To call a procedure or function (the same in assembler), the method is the same as for a jump instruction, except that the old value of the instruction pointer (+ length of the instruction) is written to the stack beforehand. At the end of the function, a jump to the address stored on the stack is then sufficient to return to the calling application.

In the x86 architecture, storing the return address on the stack is done implicitly using the call instruction. Similarly, the ret instruction also implicitly performs a jump to the address located on the stack:

; ----- Main program -----
;
main:  ...
       call f1
xy:    ...

; ----- Function f1
f1:    ...
       ret

If the function should receive parameters, these are partially passed on via CPU registers and partially via the stack, depending on the calling convention used. Here we use the System V AMD64 ABI, which is common on unix like systems, specifying that the first six arguments are in the registers rdi, rsi, rdx, rcx, r8 and r9 and all other arguments (if any) are on the stack. A function call with two arguments then looks like this, for example:

      mov rdi, rax   ; first parameter for f1 (from rax)
      mov rsi, rbx   ; second parameter for f1 (from rbx)
      call f1

If the stack is used, the arguments must of course be removed there afterwards. This is done either with pop or by directly relocating the stack pointer.

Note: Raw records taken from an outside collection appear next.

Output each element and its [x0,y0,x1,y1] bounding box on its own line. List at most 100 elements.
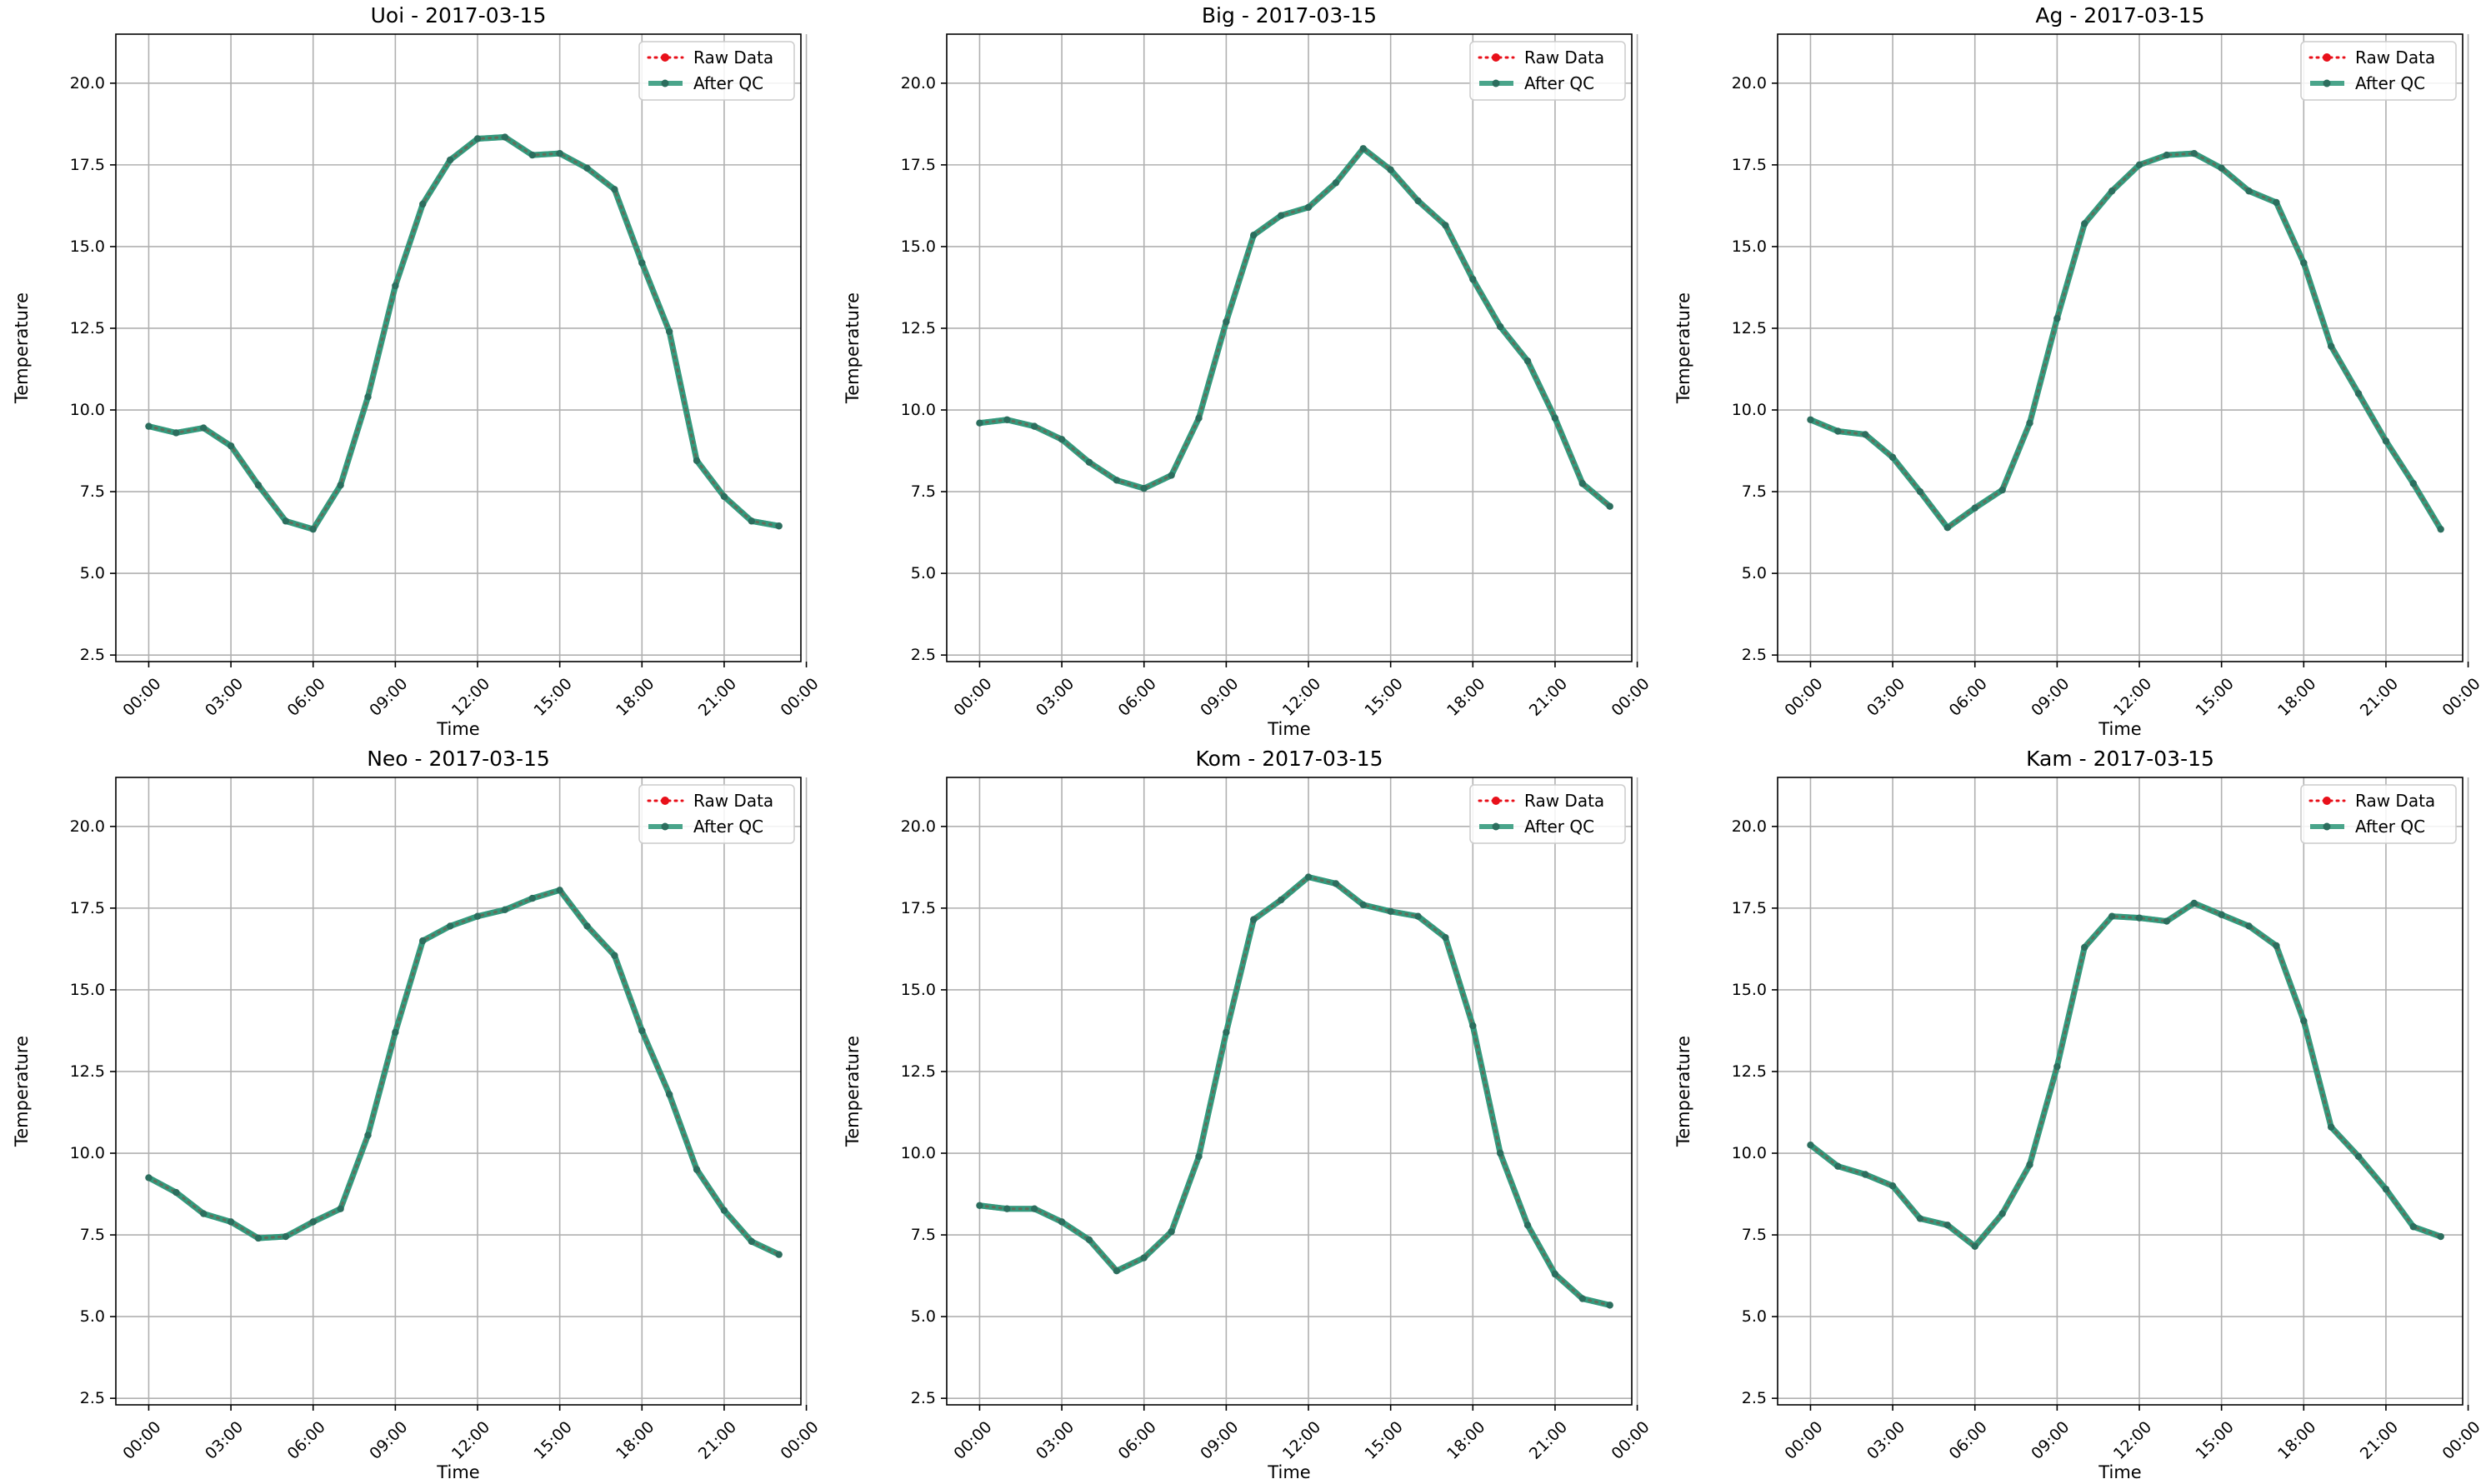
axes-frame [946,777,1633,1406]
data-point [2354,390,2363,397]
data-point [1578,1295,1587,1302]
data-point [446,156,454,164]
y-tick-label: 10.0 [70,1144,105,1162]
x-tick-label: 15:00 [531,1418,576,1463]
x-tick-label: 03:00 [1033,1418,1078,1463]
data-point [1834,427,1842,435]
y-tick-label: 7.5 [80,1226,105,1244]
legend: Raw Data After QC [2300,784,2457,844]
data-point [1195,414,1203,422]
legend-marker-raw [2323,53,2331,62]
x-tick-label: 03:00 [202,675,247,720]
data-point [1304,873,1313,881]
grid [116,34,808,662]
legend-label-raw: Raw Data [2355,791,2435,811]
grid [947,34,1638,662]
data-point [473,912,482,920]
data-point [1551,414,1559,422]
data-point [145,1174,153,1182]
x-tick-label: 00:00 [777,675,822,720]
y-tick-label: 5.0 [80,564,105,582]
data-point [775,522,783,530]
data-point [976,1202,983,1209]
data-point [528,151,536,159]
data-point [227,442,235,450]
subplot-title: Neo - 2017-03-15 [367,747,550,771]
legend-marker-raw [2323,797,2331,805]
y-tick-label: 10.0 [70,401,105,419]
axes-frame [1777,33,2463,662]
x-tick-label: 18:00 [613,675,658,720]
x-tick-label: 00:00 [119,1418,164,1463]
y-tick-label: 12.5 [70,319,105,337]
y-tick-label: 7.5 [80,482,105,501]
legend-label-raw: Raw Data [2355,47,2435,67]
x-tick-label: 15:00 [531,675,576,720]
series-line-after-qc [1808,900,2442,1250]
x-tick-label: 06:00 [1946,675,1991,720]
data-point [2327,342,2335,350]
data-point [2273,198,2280,207]
data-point [254,482,263,489]
y-tick-label: 2.5 [911,646,936,664]
data-point [254,1234,263,1242]
data-point [611,952,618,959]
data-point [2327,1123,2335,1131]
x-axis-label: Time [1267,719,1310,739]
y-tick-label: 10.0 [1732,401,1767,419]
data-point [2108,912,2116,920]
data-point [1250,231,1258,239]
data-point [1058,436,1066,443]
y-tick-label: 2.5 [911,1389,936,1407]
series-line-after-qc-overlay [1809,150,2443,531]
x-tick-label: 00:00 [2438,1418,2483,1463]
y-tick-label: 15.0 [1732,237,1767,256]
subplot-title: Ag - 2017-03-15 [2035,3,2204,27]
y-tick-label: 17.5 [70,899,105,917]
x-tick-label: 03:00 [1863,1418,1908,1463]
data-point [145,422,153,430]
axes-frame [115,33,802,662]
x-tick-label: 12:00 [448,1418,493,1463]
data-point [1998,486,2006,494]
x-tick-label: 21:00 [695,1418,740,1463]
data-point [1332,880,1340,887]
x-tick-label: 15:00 [2193,1418,2238,1463]
data-point [2190,899,2198,907]
data-point [1442,222,1449,229]
data-point [1085,1236,1093,1244]
legend-marker-qc [2323,79,2331,87]
data-point [473,135,482,142]
x-axis-label: Time [1267,1462,1310,1482]
data-point [1862,1171,1869,1178]
x-tick-label: 09:00 [2028,1418,2073,1463]
y-tick-label: 2.5 [1742,1389,1767,1407]
data-point [282,1232,290,1241]
x-tick-label: 12:00 [2110,1418,2155,1463]
data-point [1250,916,1258,923]
data-point [2135,161,2143,169]
data-point [638,259,646,267]
x-axis-label: Time [436,719,479,739]
x-tick-label: 15:00 [1362,675,1407,720]
data-point [748,1237,756,1246]
y-tick-label: 20.0 [1732,817,1767,836]
grid [1778,777,2469,1405]
subplot-1: 00:00 03:00 06:00 09:00 12:00 15:00 18:00 21:00… [12,3,823,739]
series-line-after-qc [147,887,781,1257]
data-point [173,1188,180,1197]
y-tick-label: 17.5 [1732,156,1767,174]
series-line-raw-data [978,875,1612,1307]
subplot-5: 00:00 03:00 06:00 09:00 12:00 15:00 18:00 21:00… [843,747,1653,1482]
data-point [1168,472,1175,479]
y-tick-label: 17.5 [901,156,936,174]
y-tick-label: 17.5 [1732,899,1767,917]
series-line-raw-data [147,136,781,531]
legend-marker-raw [661,53,669,62]
y-axis-label: Temperature [1673,1036,1693,1147]
data-point [2437,1232,2444,1241]
legend-label-qc: After QC [2355,73,2425,93]
data-point [1058,1218,1066,1226]
data-point [282,517,290,525]
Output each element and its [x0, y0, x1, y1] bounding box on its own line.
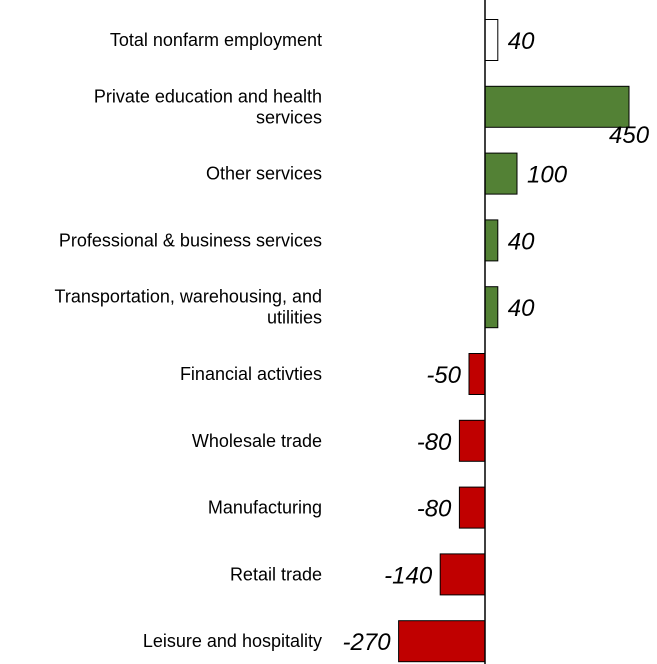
bar-1 [484, 85, 630, 128]
bar-0 [484, 19, 499, 61]
value-label: 450 [609, 122, 650, 149]
category-label: Retail trade [230, 564, 322, 584]
category-label: Professional & business services [59, 230, 322, 250]
category-labels-group: Total nonfarm employment Private educatio… [55, 30, 323, 651]
category-label: Total nonfarm employment [110, 30, 322, 50]
value-label: -80 [417, 429, 452, 456]
category-label-line: Professional & business services [59, 230, 322, 250]
category-label: Leisure and hospitality [143, 631, 322, 651]
bar-8 [439, 553, 486, 596]
category-label: Manufacturing [208, 498, 322, 518]
category-label-line: Total nonfarm employment [110, 30, 322, 50]
value-labels-group: 40 450 100 40 40 -50 -80 -80 -140 -270 [343, 28, 650, 656]
value-label: -140 [384, 562, 433, 589]
category-label: Wholesale trade [192, 431, 322, 451]
value-label: -80 [417, 496, 452, 523]
bars-group [398, 19, 630, 663]
category-label-line: Retail trade [230, 564, 322, 584]
category-label-line: Private education and health [94, 86, 322, 106]
value-label: -270 [343, 629, 392, 656]
category-label-line: Manufacturing [208, 498, 322, 518]
value-label: 40 [508, 228, 535, 255]
value-label: -50 [426, 362, 461, 389]
bar-5 [468, 353, 486, 395]
value-label: 100 [527, 162, 568, 189]
bar-6 [458, 419, 486, 462]
bar-3 [484, 219, 499, 262]
category-label: Financial activties [180, 364, 322, 384]
bar-7 [458, 486, 486, 529]
bar-2 [484, 152, 518, 195]
category-label-line: services [256, 107, 322, 127]
category-label-line: utilities [267, 308, 322, 328]
category-label-line: Financial activties [180, 364, 322, 384]
bar-9 [398, 620, 486, 663]
category-label-line: Transportation, warehousing, and [55, 287, 323, 307]
category-label: Other services [206, 164, 322, 184]
value-label: 40 [508, 28, 535, 55]
bar-4 [484, 286, 499, 329]
category-label-line: Leisure and hospitality [143, 631, 322, 651]
category-label: Transportation, warehousing, and utilitie… [55, 287, 323, 328]
category-label: Private education and health services [94, 86, 322, 127]
category-label-line: Wholesale trade [192, 431, 322, 451]
value-label: 40 [508, 295, 535, 322]
category-label-line: Other services [206, 164, 322, 184]
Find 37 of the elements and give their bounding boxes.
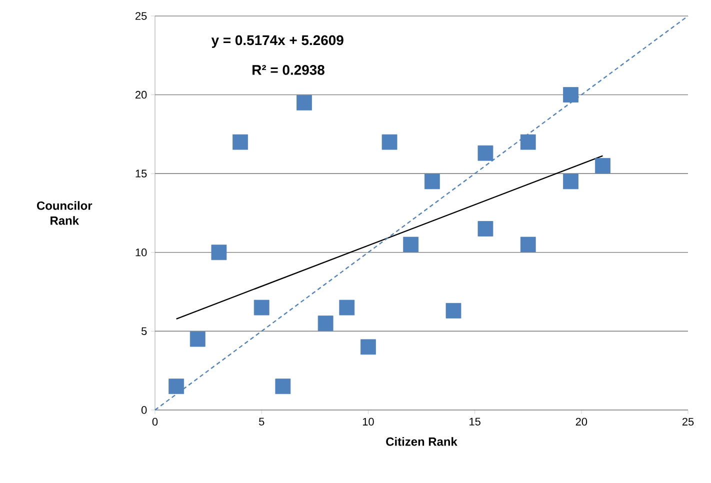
point — [360, 339, 376, 355]
annotation: R² = 0.2938 — [252, 65, 324, 75]
x-tick-label: 25 — [682, 418, 694, 426]
y-tick-label: 10 — [136, 248, 147, 256]
x-tick-label: 15 — [470, 418, 480, 426]
point — [478, 145, 494, 161]
point — [318, 316, 334, 332]
point — [424, 174, 440, 190]
point — [520, 134, 536, 150]
annotation: y = 0.5174x + 5.2609 — [211, 35, 344, 48]
point — [563, 174, 578, 190]
point — [339, 300, 355, 316]
point — [446, 302, 462, 318]
y-tick-label: 25 — [136, 12, 147, 20]
y-axis-title: Councilor Rank — [36, 201, 92, 225]
point — [478, 221, 494, 236]
point — [595, 158, 610, 174]
point — [403, 236, 419, 252]
point — [275, 378, 291, 394]
y-tick-label: 15 — [136, 170, 147, 178]
x-tick-label: 10 — [362, 418, 374, 426]
y-tick-label: 20 — [136, 90, 147, 99]
point — [232, 134, 248, 150]
point — [254, 300, 270, 316]
y-tick-label: 0 — [141, 406, 147, 414]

      ; ...  the first six parameters are in registers
      push rax       ; seventh parameter for f1 (from rax)
      push rbx       ; eighth parameter for f1 (from rax)
      call f1
      add rsp, 16    ; remove two parameters from the stack

The first six parameters can be accessed within the function directly via the registers. If a function needs seven or more parameters, the base pointer rbp is typically used. If it is saved right at the beginning of the function and then assigned the value of the stack pointer, the seventh parameter can always be accessed via [rbp+16], the eighth via [rbp+24], and so on. This is independent of how many push and pop operations have been used since the beginning of the function.

f1:   push rbp
      mov  rbp,rsp
      ...
      mov rbx,[rbp+16]   ; load 7. parameter into rbx
      mov rax,[rbp+24]   ; load 8. parameter into rax
      ...
      pop rbp
      ret

Volatile and non-volatile registers / Link to C

To allow functions to be called from different places in the assembler program, it is important to specify which register contents may be changed by the function and which must still (or again) have the old value when the function is exited. Of course, the safest way is to basically store all needed registers on the stack at the beginning of the function and to reload them immediately before exiting the function.

However, the assembler programs generated by the GNU C compiler follow a slightly different strategy: They assume that many registers are only used for a short time anyway, for example as count variables of small loops or to write the parameters for a function to the stack. Here, it would be pure waste to laboriously save the already long outdated values at the beginning of a function and restore them at the end. Since you can't tell from looking at a register whether its contents are valuable or not, the developers of the GNU C compiler simply decided that the registers rax, rcx, rdx, rdi, rsi, r8, r9, r10 and r11 are basically to be considered volatile registers whose contents may simply be overwritten. The register rax has a special role: It provides the return value of the function (if required). The values of the other registers, on the other hand, must be saved before they may be overwritten by a function. They are therefore called non-volatile registers.